When my cousin’s first child was young, he told us that he and his wife would raise their children to be involved in what they were doing around the house. Instead of only play acting cooking, they’d give their kids a cutting board and some vegetables to cut to help with dinner. They’d include their kids rather than simply saying that they were too young. Therefore, by the time that they would be expected to do chores, they would know what they were doing, understand that they were helping, and know that they were encouraged to learn more about the practical tasks of the household. It wouldn’t be a chore so much as something that they were used to doing and knew that they could do.
This week’s readings reminded me of how much the typical American educational experience (focusing on K – 12 here) is a chore. Standardized or otherwise, we mostly teach our children to learn to take tests. Memorize this vocabulary, use these words not those, parrot the point of view I’ve given you, remember some dates and the names of a select few “important” people, etc. You can prove your understanding of the material through class discussion sure, but the bulk of your grade (whether you pass or fail) will depend upon tests and essays, in which you must convince me, the teacher, that you have understood what I told you in exactly the right way. Remember – use a number 2 pencil, make your mark heavy and dark, and don’t go outside the lines.
This approach stifles students’ desire to engage with the subject material. As commenter BMBOD annotated in Kalir and Dean’s Hypothes.is experiment: “If you approach knowledge as something coming from an authority, it is very hard to fathom being able to create it yourself, or talk back to it, even if those platforms exist” (25).

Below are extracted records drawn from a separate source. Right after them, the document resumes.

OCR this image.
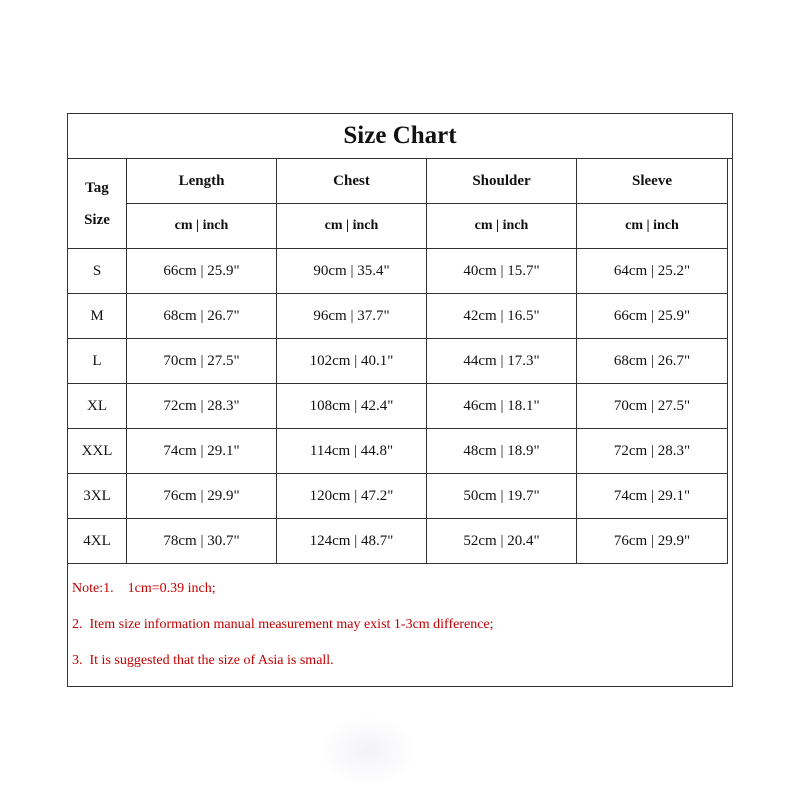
Size Chart
Tag
Size	Length	Chest	Shoulder	Sleeve
	cm | inch	cm | inch	cm | inch	cm | inch
S	66cm | 25.9"	90cm | 35.4"	40cm | 15.7"	64cm | 25.2"
M	68cm | 26.7"	96cm | 37.7"	42cm | 16.5"	66cm | 25.9"
L	70cm | 27.5"	102cm | 40.1"	44cm | 17.3"	68cm | 26.7"
XL	72cm | 28.3"	108cm | 42.4"	46cm | 18.1"	70cm | 27.5"
XXL	74cm | 29.1"	114cm | 44.8"	48cm | 18.9"	72cm | 28.3"
3XL	76cm | 29.9"	120cm | 47.2"	50cm | 19.7"	74cm | 29.1"
4XL	78cm | 30.7"	124cm | 48.7"	52cm | 20.4"	76cm | 29.9"
Note:1.    1cm=0.39 inch;
2.  Item size information manual measurement may exist 1-3cm difference;
3.  It is suggested that the size of Asia is small.
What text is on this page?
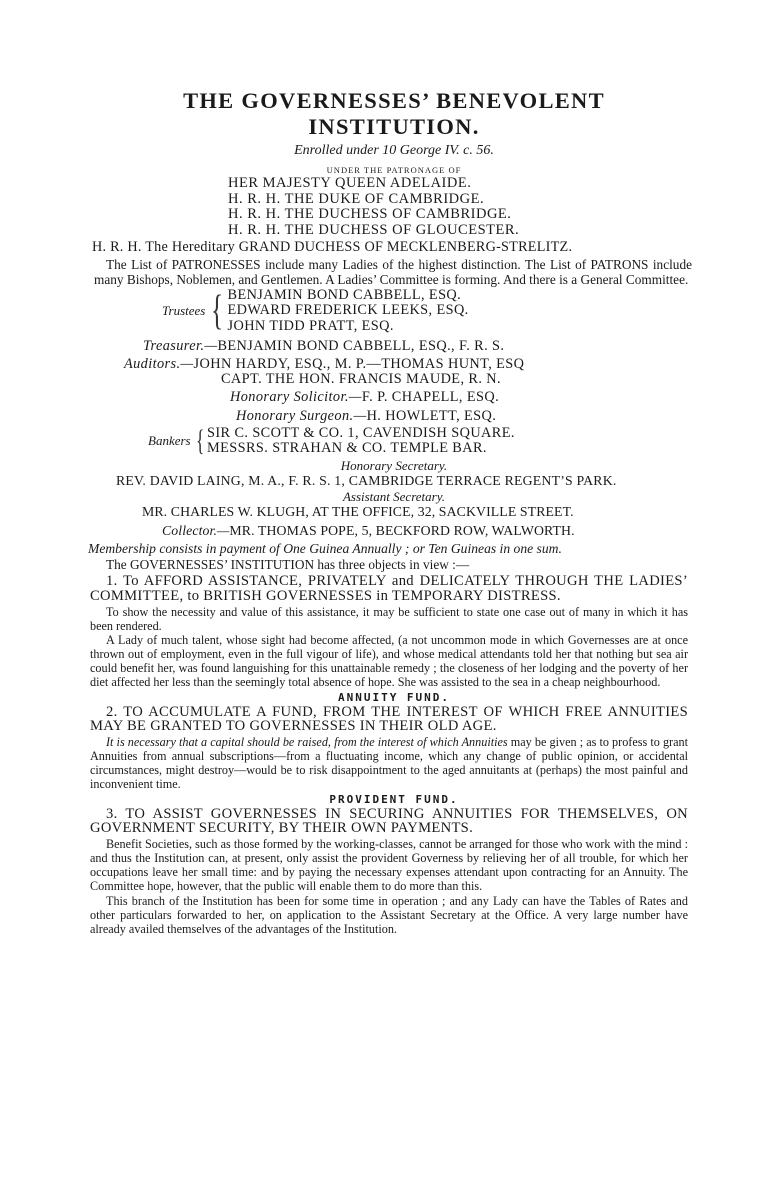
THE GOVERNESSES’ BENEVOLENT INSTITUTION.
Enrolled under 10 George IV. c. 56.
UNDER THE PATRONAGE OF
HER MAJESTY QUEEN ADELAIDE.
H. R. H. THE DUKE OF CAMBRIDGE.
H. R. H. THE DUCHESS OF CAMBRIDGE.
H. R. H. THE DUCHESS OF GLOUCESTER.
H. R. H. The Hereditary GRAND DUCHESS OF MECKLENBERG-STRELITZ.
The List of PATRONESSES include many Ladies of the highest distinction. The List of PATRONS include many Bishops, Noblemen, and Gentlemen. A Ladies’ Committee is forming. And there is a General Committee.
Trustees { BENJAMIN BOND CABBELL, ESQ.
EDWARD FREDERICK LEEKS, ESQ.
JOHN TIDD PRATT, ESQ.
Treasurer.—BENJAMIN BOND CABBELL, ESQ., F. R. S.
Auditors.—JOHN HARDY, ESQ., M. P.—THOMAS HUNT, ESQ
CAPT. THE HON. FRANCIS MAUDE, R. N.
Honorary Solicitor.—F. P. CHAPELL, ESQ.
Honorary Surgeon.—H. HOWLETT, ESQ.
Bankers { SIR C. SCOTT & CO. 1, CAVENDISH SQUARE.
MESSRS. STRAHAN & CO. TEMPLE BAR.
Honorary Secretary.
REV. DAVID LAING, M. A., F. R. S. 1, CAMBRIDGE TERRACE REGENT’S PARK.
Assistant Secretary.
MR. CHARLES W. KLUGH, AT THE OFFICE, 32, SACKVILLE STREET.
Collector.—MR. THOMAS POPE, 5, BECKFORD ROW, WALWORTH.
Membership consists in payment of One Guinea Annually ; or Ten Guineas in one sum.
The GOVERNESSES’ INSTITUTION has three objects in view :—
1. To AFFORD ASSISTANCE, PRIVATELY and DELICATELY THROUGH THE LADIES’ COMMITTEE, to BRITISH GOVERNESSES in TEMPORARY DISTRESS.
To show the necessity and value of this assistance, it may be sufficient to state one case out of many in which it has been rendered.
A Lady of much talent, whose sight had become affected, (a not uncommon mode in which Governesses are at once thrown out of employment, even in the full vigour of life), and whose medical attendants told her that nothing but sea air could benefit her, was found languishing for this unattainable remedy ; the closeness of her lodging and the poverty of her diet affected her less than the seemingly total absence of hope. She was assisted to the sea in a cheap neighbourhood.
ANNUITY FUND.
2. TO ACCUMULATE A FUND, FROM THE INTEREST OF WHICH FREE ANNUITIES MAY BE GRANTED TO GOVERNESSES IN THEIR OLD AGE.
It is necessary that a capital should be raised, from the interest of which Annuities may be given ; as to profess to grant Annuities from annual subscriptions—from a fluctuating income, which any change of public opinion, or accidental circumstances, might destroy—would be to risk disappointment to the aged annuitants at (perhaps) the most painful and inconvenient time.
PROVIDENT FUND.
3. TO ASSIST GOVERNESSES IN SECURING ANNUITIES FOR THEMSELVES, ON GOVERNMENT SECURITY, BY THEIR OWN PAYMENTS.
Benefit Societies, such as those formed by the working-classes, cannot be arranged for those who work with the mind : and thus the Institution can, at present, only assist the provident Governess by relieving her of all trouble, for which her occupations leave her small time: and by paying the necessary expenses attendant upon contracting for an Annuity. The Committee hope, however, that the public will enable them to do more than this.
This branch of the Institution has been for some time in operation ; and any Lady can have the Tables of Rates and other particulars forwarded to her, on application to the Assistant Secretary at the Office. A very large number have already availed themselves of the advantages of the Institution.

As DeRosa would say, students become consumers rather than contributors of knowledge. This consumer identity is especially apt since these students are likely consuming this knowledge from the commercially produced textbooks that they are required to buy, in which one particular narrative in a particular field is commodified and proliferated.
Digital Humanities praxis seems to be the antithesis to this rote approach. Working with firsthand sources at their own discretion allows students to come to their own conclusions with history, literature, art, and other humanities. Open educational resources allow educators agency to build their own curricula rather than depend upon a textbook. Social media and blog assignments, as pointed out by Cordell, allow students to hone their writing in formats that they are guaranteed to use after their primary / secondary / higher educational career ends. Injecting these projects into the course plan would allow students to take agency over their own learning and engage more deeply with the subject material. For an ambitious example, DeRosa’s undergraduate Early American Literature class not only developed their own fledgling textbook, but were told that they were ideal candidates because they understood how undergraduates consumed information. Her students were guided and encouraged to produce their own material rather than taught to demur to a higher authority. They were brought into dialogue rather than taught to recite a monologue.

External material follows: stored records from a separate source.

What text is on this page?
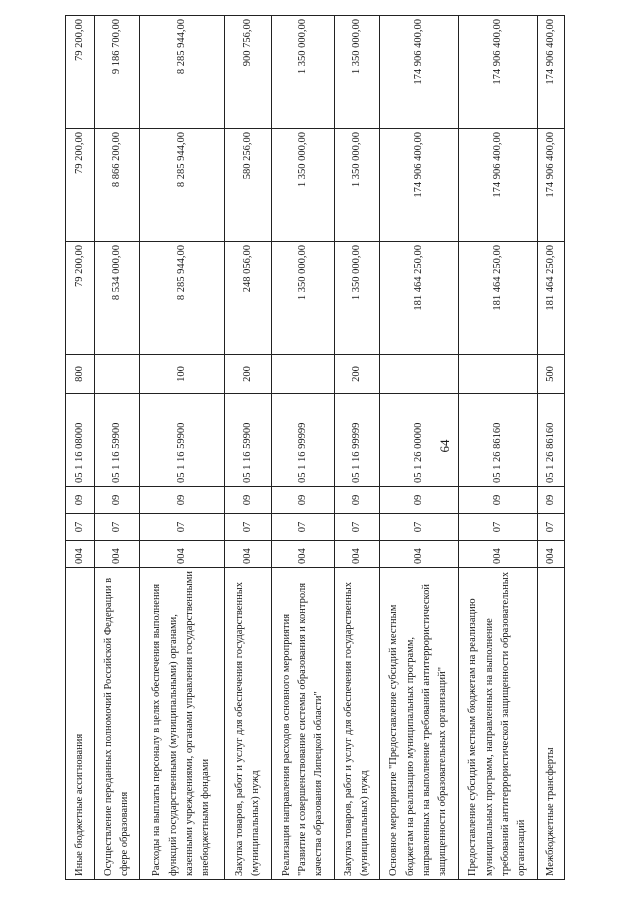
64
Иные бюджетные ассигнования	004	07	09	05 1 16 08000	800	79 200,00	79 200,00	79 200,00
Осуществление переданных полномочий Российской Федерации в сфере образования	004	07	09	05 1 16 59900		8 534 000,00	8 866 200,00	9 186 700,00
Расходы на выплаты персоналу в целях обеспечения выполнения функций государственными (муниципальными) органами, казенными учреждениями, органами управления государственными внебюджетными фондами	004	07	09	05 1 16 59900	100	8 285 944,00	8 285 944,00	8 285 944,00
Закупка товаров, работ и услуг для обеспечения государственных (муниципальных) нужд	004	07	09	05 1 16 59900	200	248 056,00	580 256,00	900 756,00
Реализация направления расходов основного мероприятия "Развитие и совершенствование системы образования и контроля качества образования Липецкой области"	004	07	09	05 1 16 99999		1 350 000,00	1 350 000,00	1 350 000,00
Закупка товаров, работ и услуг для обеспечения государственных (муниципальных) нужд	004	07	09	05 1 16 99999	200	1 350 000,00	1 350 000,00	1 350 000,00
Основное мероприятие "Предоставление субсидий местным бюджетам на реализацию муниципальных программ, направленных на выполнение требований антитеррористической защищенности образовательных организаций"	004	07	09	05 1 26 00000		181 464 250,00	174 906 400,00	174 906 400,00
Предоставление субсидий местным бюджетам на реализацию муниципальных программ, направленных на выполнение требований антитеррористической защищенности образовательных организаций	004	07	09	05 1 26 86160		181 464 250,00	174 906 400,00	174 906 400,00
Межбюджетные трансферты	004	07	09	05 1 26 86160	500	181 464 250,00	174 906 400,00	174 906 400,00
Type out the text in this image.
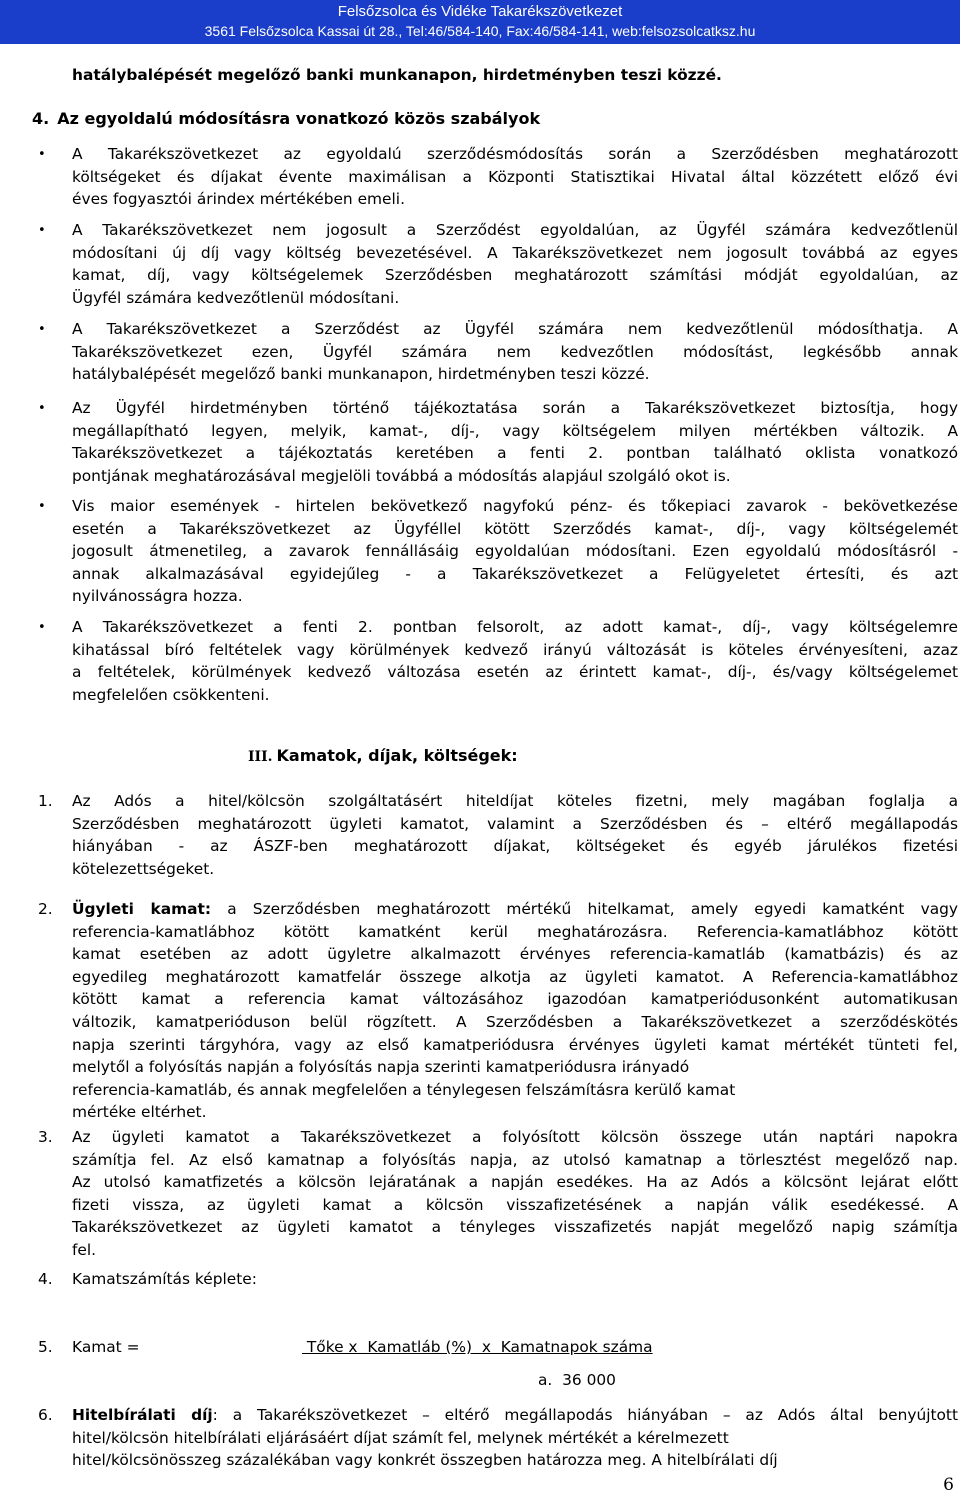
Felsőzsolca és Vidéke Takarékszövetkezet
3561 Felsőzsolca Kassai út 28., Tel:46/584-140, Fax:46/584-141, web:felsozsolcatksz.hu
hatálybalépését megelőző banki munkanapon, hirdetményben teszi közzé.
4. Az egyoldalú módosításra vonatkozó közös szabályok
• A Takarékszövetkezet az egyoldalú szerződésmódosítás során a Szerződésben meghatározott
költségeket és díjakat évente maximálisan a Központi Statisztikai Hivatal által közzétett előző évi
éves fogyasztói árindex mértékében emeli.
• A Takarékszövetkezet nem jogosult a Szerződést egyoldalúan, az Ügyfél számára kedvezőtlenül
módosítani új díj vagy költség bevezetésével. A Takarékszövetkezet nem jogosult továbbá az egyes
kamat, díj, vagy költségelemek Szerződésben meghatározott számítási módját egyoldalúan, az
Ügyfél számára kedvezőtlenül módosítani.
• A Takarékszövetkezet a Szerződést az Ügyfél számára nem kedvezőtlenül módosíthatja. A
Takarékszövetkezet ezen, Ügyfél számára nem kedvezőtlen módosítást, legkésőbb annak
hatálybalépését megelőző banki munkanapon, hirdetményben teszi közzé.
• Az Ügyfél hirdetményben történő tájékoztatása során a Takarékszövetkezet biztosítja, hogy
megállapítható legyen, melyik, kamat-, díj-, vagy költségelem milyen mértékben változik. A
Takarékszövetkezet a tájékoztatás keretében a fenti 2. pontban található oklista vonatkozó
pontjának meghatározásával megjelöli továbbá a módosítás alapjául szolgáló okot is.
• Vis maior események - hirtelen bekövetkező nagyfokú pénz- és tőkepiaci zavarok - bekövetkezése
esetén a Takarékszövetkezet az Ügyféllel kötött Szerződés kamat-, díj-, vagy költségelemét
jogosult átmenetileg, a zavarok fennállásáig egyoldalúan módosítani. Ezen egyoldalú módosításról -
annak alkalmazásával egyidejűleg - a Takarékszövetkezet a Felügyeletet értesíti, és azt
nyilvánosságra hozza.
• A Takarékszövetkezet a fenti 2. pontban felsorolt, az adott kamat-, díj-, vagy költségelemre
kihatással bíró feltételek vagy körülmények kedvező irányú változását is köteles érvényesíteni, azaz
a feltételek, körülmények kedvező változása esetén az érintett kamat-, díj-, és/vagy költségelemet
megfelelően csökkenteni.
III. Kamatok, díjak, költségek:
1. Az Adós a hitel/kölcsön szolgáltatásért hiteldíjat köteles fizetni, mely magában foglalja a
Szerződésben meghatározott ügyleti kamatot, valamint a Szerződésben és – eltérő megállapodás
hiányában - az ÁSZF-ben meghatározott díjakat, költségeket és egyéb járulékos fizetési
kötelezettségeket.
2. Ügyleti kamat: a Szerződésben meghatározott mértékű hitelkamat, amely egyedi kamatként vagy
referencia-kamatlábhoz kötött kamatként kerül meghatározásra. Referencia-kamatlábhoz kötött
kamat esetében az adott ügyletre alkalmazott érvényes referencia-kamatláb (kamatbázis) és az
egyedileg meghatározott kamatfelár összege alkotja az ügyleti kamatot. A Referencia-kamatlábhoz
kötött kamat a referencia kamat változásához igazodóan kamatperiódusonként automatikusan
változik, kamatperióduson belül rögzített. A Szerződésben a Takarékszövetkezet a szerződéskötés
napja szerinti tárgyhóra, vagy az első kamatperiódusra érvényes ügyleti kamat mértékét tünteti fel,
melytől a folyósítás napján a folyósítás napja szerinti kamatperiódusra irányadó
referencia-kamatláb, és annak megfelelően a ténylegesen felszámításra kerülő kamat
mértéke eltérhet.
3. Az ügyleti kamatot a Takarékszövetkezet a folyósított kölcsön összege után naptári napokra
számítja fel. Az első kamatnap a folyósítás napja, az utolsó kamatnap a törlesztést megelőző nap.
Az utolsó kamatfizetés a kölcsön lejáratának a napján esedékes. Ha az Adós a kölcsönt lejárat előtt
fizeti vissza, az ügyleti kamat a kölcsön visszafizetésének a napján válik esedékessé. A
Takarékszövetkezet az ügyleti kamatot a tényleges visszafizetés napját megelőző napig számítja
fel.
4. Kamatszámítás képlete:
5. Kamat =	Tőke x  Kamatláb (%)  x  Kamatnapok száma
a.  36 000
6. Hitelbírálati díj: a Takarékszövetkezet – eltérő megállapodás hiányában – az Adós által benyújtott
hitel/kölcsön hitelbírálati eljárásáért díjat számít fel, melynek mértékét a kérelmezett
hitel/kölcsönösszeg százalékában vagy konkrét összegben határozza meg. A hitelbírálati díj
6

Working on digital humanities projects further breaks this proliferation of a single narrative by exposing students to multiple viewpoints. Instead of reading a synthesized, universal account of a specific time period, for example, students can learn the particular experiences of individuals. the students can be taught to, as Risam describes, “resist the fetishization of the other” and broaden their perspective.
Furthermore, through Digital Humanities projects, teachers can foster more productive dialogue and instill in their students a healthier relationship with failure. In the prominent American educational model, the teacher is the authority, and failure is to be avoided at all costs. However, in Digital Humanities, whether it’s due to technological (first tier) or human (second tier) error, failure is a part of the process. We learn and develop both our software and ourselves through failure, just as we do in life. Learning how to fix flaws in our code as well as in our own logic are essential to success, both in a digital project and in our personal growth. Furthermore, as Craxall and Jakacki point out, teachers cannot wait until they learn everything about Digital Humanities to step in front of a classroom. As DeRosa points out, disciplines have very short shelf lives – by the time you’ve mastered say, a new software, that software will have a new update that you will have to learn. This learning curve for teachers requires teachers and students to learn together to provide a richer experience.
Injecting Digital Humanities projects into primary / secondary education provides students with digital and informational literacy as well as the confidence to engage and effect change in their local communities without fear of failure.